Dr. Pederson completed medical school and residency training in psychiatry at Northwestern University Feinberg School of Medicine. During residency she also received a certificate of scholarly concentration in global health.

Dr. Pederson has conducted research locally and globally on health disparities. Her research is centered on alleviating health disparities for underserved and vulnerable populations. Dr. Pederson has focused on the identification of mechanisms that result in barriers to engagement in mental and physical health services for underserved populations, including Black adults. She also conducts research on the development of health models that address medical mistrust and that promote early engagement in health services. She has worked with community-based organizations to improve public understanding of mental health, which has led to increased participation in health and wellness programs among underserved Black youth and adults.
She is a co-editor of the Landmark Papers in Psychiatry with the Oxford University Press (2020). Dr. Pederson has published peer-reviewed articles on barriers to engagement in health services. She has received funding from the NIH National Center for Advancing Translational Sciences as an inaugural recipient of the Clinical and Translational Science Award Diversity Supplement grant at Northwestern.

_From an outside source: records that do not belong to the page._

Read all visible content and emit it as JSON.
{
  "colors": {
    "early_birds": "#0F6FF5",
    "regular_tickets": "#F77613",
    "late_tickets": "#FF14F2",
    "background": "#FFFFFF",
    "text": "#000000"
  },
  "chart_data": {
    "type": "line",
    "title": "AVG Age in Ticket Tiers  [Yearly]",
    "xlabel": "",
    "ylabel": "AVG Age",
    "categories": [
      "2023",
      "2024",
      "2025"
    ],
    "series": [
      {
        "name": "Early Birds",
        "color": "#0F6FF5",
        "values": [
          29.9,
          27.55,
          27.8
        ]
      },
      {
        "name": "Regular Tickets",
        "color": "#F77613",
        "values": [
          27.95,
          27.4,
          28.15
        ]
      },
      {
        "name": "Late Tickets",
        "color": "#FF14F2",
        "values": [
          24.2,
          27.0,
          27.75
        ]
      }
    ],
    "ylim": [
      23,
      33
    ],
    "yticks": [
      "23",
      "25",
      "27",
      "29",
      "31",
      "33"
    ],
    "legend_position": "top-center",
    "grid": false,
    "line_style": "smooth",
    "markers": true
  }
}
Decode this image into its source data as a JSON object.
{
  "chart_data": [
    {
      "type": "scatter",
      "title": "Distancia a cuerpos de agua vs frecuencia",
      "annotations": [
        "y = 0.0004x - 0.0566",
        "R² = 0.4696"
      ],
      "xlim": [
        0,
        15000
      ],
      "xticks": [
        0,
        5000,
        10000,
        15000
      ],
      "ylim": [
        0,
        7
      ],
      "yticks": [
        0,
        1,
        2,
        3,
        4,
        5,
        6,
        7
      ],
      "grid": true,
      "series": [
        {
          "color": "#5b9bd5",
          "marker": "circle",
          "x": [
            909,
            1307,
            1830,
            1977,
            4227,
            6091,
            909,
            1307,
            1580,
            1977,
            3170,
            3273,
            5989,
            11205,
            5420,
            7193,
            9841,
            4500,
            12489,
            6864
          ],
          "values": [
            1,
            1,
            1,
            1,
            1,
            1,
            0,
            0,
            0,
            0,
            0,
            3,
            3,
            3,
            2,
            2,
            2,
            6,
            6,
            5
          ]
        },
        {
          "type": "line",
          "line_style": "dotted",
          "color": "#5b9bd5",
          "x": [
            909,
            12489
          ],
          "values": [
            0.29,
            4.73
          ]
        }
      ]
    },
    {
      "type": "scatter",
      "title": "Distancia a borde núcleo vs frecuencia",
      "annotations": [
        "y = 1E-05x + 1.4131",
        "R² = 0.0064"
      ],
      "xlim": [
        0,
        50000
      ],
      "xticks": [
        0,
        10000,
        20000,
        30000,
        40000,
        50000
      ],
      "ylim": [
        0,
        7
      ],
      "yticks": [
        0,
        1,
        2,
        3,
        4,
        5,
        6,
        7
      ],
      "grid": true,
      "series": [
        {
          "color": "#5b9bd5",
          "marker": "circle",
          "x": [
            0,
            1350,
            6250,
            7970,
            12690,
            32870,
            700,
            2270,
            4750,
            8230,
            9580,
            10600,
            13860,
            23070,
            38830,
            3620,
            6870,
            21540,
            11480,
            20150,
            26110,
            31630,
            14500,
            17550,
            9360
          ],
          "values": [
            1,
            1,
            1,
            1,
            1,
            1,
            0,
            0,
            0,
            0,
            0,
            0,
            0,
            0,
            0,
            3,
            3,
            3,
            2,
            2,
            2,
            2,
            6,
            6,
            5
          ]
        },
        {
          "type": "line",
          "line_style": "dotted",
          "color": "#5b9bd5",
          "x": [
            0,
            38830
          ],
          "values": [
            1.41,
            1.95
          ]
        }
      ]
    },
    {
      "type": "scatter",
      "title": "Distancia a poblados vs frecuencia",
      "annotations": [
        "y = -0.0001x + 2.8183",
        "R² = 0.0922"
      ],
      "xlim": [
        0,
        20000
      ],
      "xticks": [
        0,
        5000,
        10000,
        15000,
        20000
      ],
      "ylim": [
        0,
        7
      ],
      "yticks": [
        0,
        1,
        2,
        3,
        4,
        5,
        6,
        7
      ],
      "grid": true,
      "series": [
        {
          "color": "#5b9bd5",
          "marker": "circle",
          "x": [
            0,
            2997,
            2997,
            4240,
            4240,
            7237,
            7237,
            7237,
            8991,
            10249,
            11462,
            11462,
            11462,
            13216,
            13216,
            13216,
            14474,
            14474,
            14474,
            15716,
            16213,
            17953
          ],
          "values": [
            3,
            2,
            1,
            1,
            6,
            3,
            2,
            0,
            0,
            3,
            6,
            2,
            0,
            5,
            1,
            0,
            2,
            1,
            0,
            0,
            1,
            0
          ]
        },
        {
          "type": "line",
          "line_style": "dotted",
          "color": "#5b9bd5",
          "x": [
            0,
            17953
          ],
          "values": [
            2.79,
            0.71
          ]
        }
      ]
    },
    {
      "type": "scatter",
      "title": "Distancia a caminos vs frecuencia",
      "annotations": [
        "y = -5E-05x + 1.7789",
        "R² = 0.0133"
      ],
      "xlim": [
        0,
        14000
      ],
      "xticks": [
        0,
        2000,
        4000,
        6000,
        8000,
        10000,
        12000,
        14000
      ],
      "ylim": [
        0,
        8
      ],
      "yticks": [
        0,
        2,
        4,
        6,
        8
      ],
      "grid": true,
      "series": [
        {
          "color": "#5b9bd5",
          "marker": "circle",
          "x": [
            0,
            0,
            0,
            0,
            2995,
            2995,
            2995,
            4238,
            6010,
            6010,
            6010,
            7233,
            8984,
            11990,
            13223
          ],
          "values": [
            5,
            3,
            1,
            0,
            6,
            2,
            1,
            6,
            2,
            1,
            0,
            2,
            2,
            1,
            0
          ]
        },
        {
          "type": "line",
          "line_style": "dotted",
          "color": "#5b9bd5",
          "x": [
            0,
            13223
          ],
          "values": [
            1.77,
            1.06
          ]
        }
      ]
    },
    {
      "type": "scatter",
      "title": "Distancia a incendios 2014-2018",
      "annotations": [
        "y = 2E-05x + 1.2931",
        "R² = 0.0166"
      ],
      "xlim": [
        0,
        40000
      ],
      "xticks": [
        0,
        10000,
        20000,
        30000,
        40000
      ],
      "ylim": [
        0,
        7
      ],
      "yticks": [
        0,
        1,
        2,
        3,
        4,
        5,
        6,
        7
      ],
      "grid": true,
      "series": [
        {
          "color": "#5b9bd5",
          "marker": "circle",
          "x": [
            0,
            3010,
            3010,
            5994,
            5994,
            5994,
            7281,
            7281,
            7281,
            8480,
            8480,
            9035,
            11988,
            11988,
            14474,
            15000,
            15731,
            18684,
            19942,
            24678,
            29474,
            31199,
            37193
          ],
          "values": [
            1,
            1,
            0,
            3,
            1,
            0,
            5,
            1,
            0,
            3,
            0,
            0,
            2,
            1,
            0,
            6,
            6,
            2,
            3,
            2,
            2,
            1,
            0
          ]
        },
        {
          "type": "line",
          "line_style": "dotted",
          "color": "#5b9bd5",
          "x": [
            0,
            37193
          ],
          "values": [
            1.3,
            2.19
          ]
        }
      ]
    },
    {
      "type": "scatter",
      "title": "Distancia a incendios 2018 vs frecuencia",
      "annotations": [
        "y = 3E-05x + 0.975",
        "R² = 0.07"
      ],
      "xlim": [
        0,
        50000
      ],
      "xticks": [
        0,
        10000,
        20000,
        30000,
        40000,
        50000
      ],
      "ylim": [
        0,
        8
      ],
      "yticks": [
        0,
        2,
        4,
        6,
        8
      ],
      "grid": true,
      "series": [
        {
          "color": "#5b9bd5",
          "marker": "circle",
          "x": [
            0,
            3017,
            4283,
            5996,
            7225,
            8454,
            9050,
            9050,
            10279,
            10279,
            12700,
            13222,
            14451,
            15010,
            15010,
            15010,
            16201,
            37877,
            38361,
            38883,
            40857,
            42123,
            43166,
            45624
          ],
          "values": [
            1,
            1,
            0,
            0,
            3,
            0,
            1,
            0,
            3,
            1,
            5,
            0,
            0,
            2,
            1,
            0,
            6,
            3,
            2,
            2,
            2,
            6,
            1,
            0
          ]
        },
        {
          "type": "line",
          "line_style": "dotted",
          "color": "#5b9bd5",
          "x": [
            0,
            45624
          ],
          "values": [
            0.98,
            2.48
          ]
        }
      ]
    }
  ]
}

Dr. Pederson also received funding from the NIH National Institute for Allergy and Infectious Diseases Third Coast Center for AIDS Research. The aims of these grants were to identify mechanisms and psychosocial factors that lead to low engagement in treatment and to delineate models to improve early engagement in health services for underserved Black communities.

Dr. Pederson has received awards from national societies such as the American Psychiatric Association Diversity Fellowship, the Substance Abuse and Mental Health Services Administration Minority Fellowship, and the American College of Neuropsychopharmacology Junior Investigator Research Colloquium award. Her innovations in the area of health disparities have led to invitations to lecture to the Health Disparities Research Section of the Laboratory of Epidemiology and Population Sciences at the National Institute on Aging, and by other national organizations. Her work has been featured in the Washington Post, the Chicago Tribune, and on NPR.
Dr. Pederson provides new models for understanding how stigmatizing perspectives impact use of mainstream health services and how our health systems can engage more successfully with patients from underserved communities to reduce health inequities.